Serious engagement with the Wesleyan tradition began for me during my college years with a book by Dr. Dennis F. Kinlaw. A Christian since childhood, I had long suspected there was more to the faith than the mere forgiveness that often characterized evangelicalism in the second half of the last century. The book was The Mind of Christ, and it was given to me at a missions conference in 2000 by Dr. Harold Spann, then Chancelor of Wesley Biblical Seminary. That book exposed me like never before to the deep truth for which I longed but had not yet understood. With it, Dr. Kinlaw taught me that forgiveness of sin is only the beginning of the Christian journey, not its end. I learned that forgiveness is an instrument and necessary means to the end of holiness. I learned that what the world really needed was to see women and men embody the holy love that is the character of God revealed in Christ and Spirit, and to do it consistently and comprehensively. And I learned that all of that is above all a work of grace. It is no understatement to say that this book set me to the course I am on today. Other important volumes have come along. This one will always have a prominent place among them.

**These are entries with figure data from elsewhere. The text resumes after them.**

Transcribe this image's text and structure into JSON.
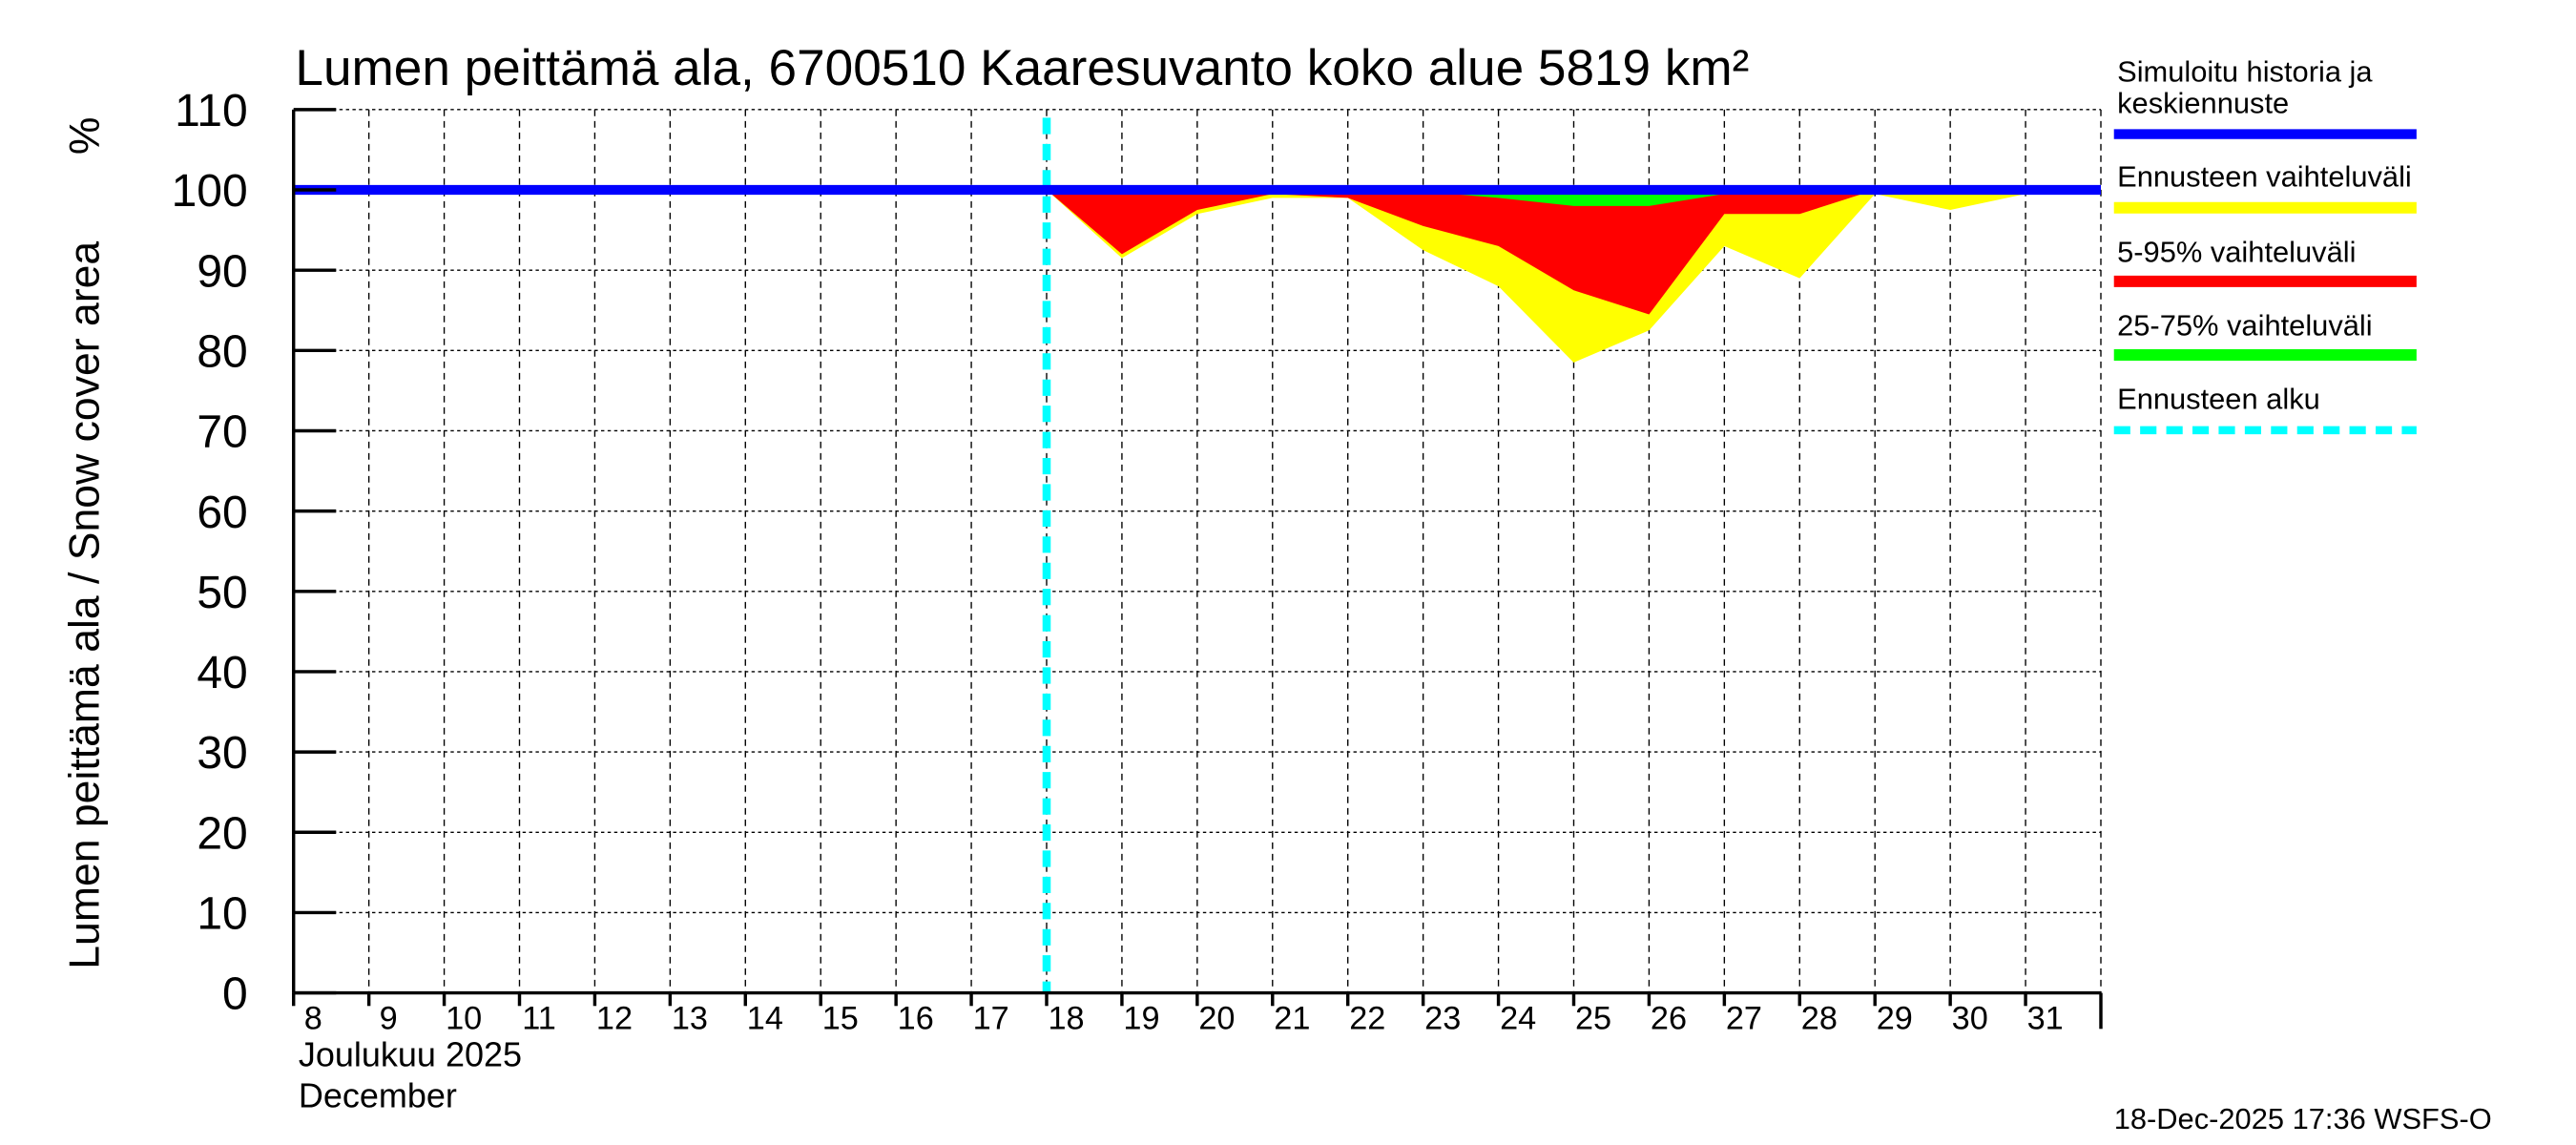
{
  "chart_data": {
    "type": "area",
    "title": "Lumen peittämä ala, 6700510 Kaaresuvanto koko alue 5819 km²",
    "ylabel": "Lumen peittämä ala / Snow cover area",
    "yunit": "%",
    "ylim": [
      0,
      110
    ],
    "yticks": [
      0,
      10,
      20,
      30,
      40,
      50,
      60,
      70,
      80,
      90,
      100,
      110
    ],
    "xlim": [
      8,
      32
    ],
    "xticks": [
      8,
      9,
      10,
      11,
      12,
      13,
      14,
      15,
      16,
      17,
      18,
      19,
      20,
      21,
      22,
      23,
      24,
      25,
      26,
      27,
      28,
      29,
      30,
      31
    ],
    "xlabel_fi": "Joulukuu  2025",
    "xlabel_en": "December",
    "grid": true,
    "forecast_start_day": 18,
    "forecast_days": [
      18,
      19,
      20,
      21,
      22,
      23,
      24,
      25,
      26,
      27,
      28,
      29,
      30,
      31,
      32
    ],
    "series": [
      {
        "name": "Simuloitu historia ja keskiennuste",
        "color": "#0000ff",
        "x": [
          8,
          32
        ],
        "values": [
          100,
          100
        ]
      },
      {
        "name": "Ennusteen vaihteluväli",
        "color": "#ffff00",
        "lower": [
          100,
          91.5,
          97,
          99,
          99,
          92.5,
          88,
          78.5,
          82.5,
          93,
          89,
          99.5,
          97.5,
          99.5,
          100
        ]
      },
      {
        "name": "5-95% vaihteluväli",
        "color": "#ff0000",
        "lower": [
          100,
          92,
          97.5,
          99.5,
          99,
          95.5,
          93,
          87.5,
          84.5,
          97,
          97,
          100,
          100,
          100,
          100
        ]
      },
      {
        "name": "25-75% vaihteluväli",
        "color": "#00ff00",
        "lower": [
          100,
          100,
          100,
          100,
          100,
          99.8,
          99,
          98,
          98,
          99.5,
          100,
          100,
          100,
          100,
          100
        ]
      },
      {
        "name": "Ennusteen alku",
        "color": "#00ffff"
      }
    ],
    "legend": {
      "placement": "right",
      "items": [
        "Simuloitu historia ja",
        "keskiennuste",
        "Ennusteen vaihteluväli",
        "5-95% vaihteluväli",
        "25-75% vaihteluväli",
        "Ennusteen alku"
      ]
    },
    "footer": "18-Dec-2025 17:36 WSFS-O"
  }
}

From that point forward, I read everything by Dr. Kinlaw that I could get. I sought out his sermons online and listened to as many as I could find. Some repeatedly. Kinlaw had a way of communicating stunningly rich and deep theological truth in a clear and understandable way. His turns of phrase often gave me pause and prompted extended reflection on scripture, discipleship, and ministry. My first published book review was in the Wesleyan Theological Journal, and the book I chose to review was Let’s Start with Jesus. With this book, Dr. Kinlaw flexed his theological muscles to interpret scripture in light of the Church Fathers and give us a vision of the unparalleled beauty of the God who is triune. This book was altogether robust and practical in every way as an invitation to dwell in the beauty of God’s perfect love, and to have that love made perfect in us.

During my time as a student at Asbury Theological Seminary, I was privileged on one occasion – and long after his retirement – to have Dr. Kinlaw as a substitute lecturer. The course was Triune Theism taught by Dr. Al Coppedge, who is also a mentor to me and son-in-law to Dr. Kinlaw. Dr. Coppedge had to be away one day, and the class was a small one. So, we were instructed to meet at Dr. Kinlaw’s house that day instead of in our regular classroom. We were to read Let’s Start with Jesus beforehand so that we could discuss it with the man who penned it. That day will always stand as a highlight of my seminary education. I couldn’t be more grateful.

Word began to circulate yesterday that Dennis Kinlaw died, and the Wesleyan world now feels the weight of losing one to whom so many of us looked for leadership, instruction, and nurturing. He modeled a combination too rarely seen. He was a scholar thoroughly familiar with advanced issues in biblical criticism, but his sermons never sounded like lectures. He was both theologian and preacher. And he was one of the first to model the union of those two vocations for me. My own sense of calling and vocation has been indelibly stamped by his preaching, his scholarship, his witness. He was a man set apart by and for the love of Christ to preach scriptural holiness. And we are all the better for it. His death for us is a loss, though it is gain for him. He has joined the saints at rest in the presence of the One whose love abounded in his life. And he now waits in hope, with all the saints, for the sure and certain hope of the resurrection of the dead. Thanks be to God.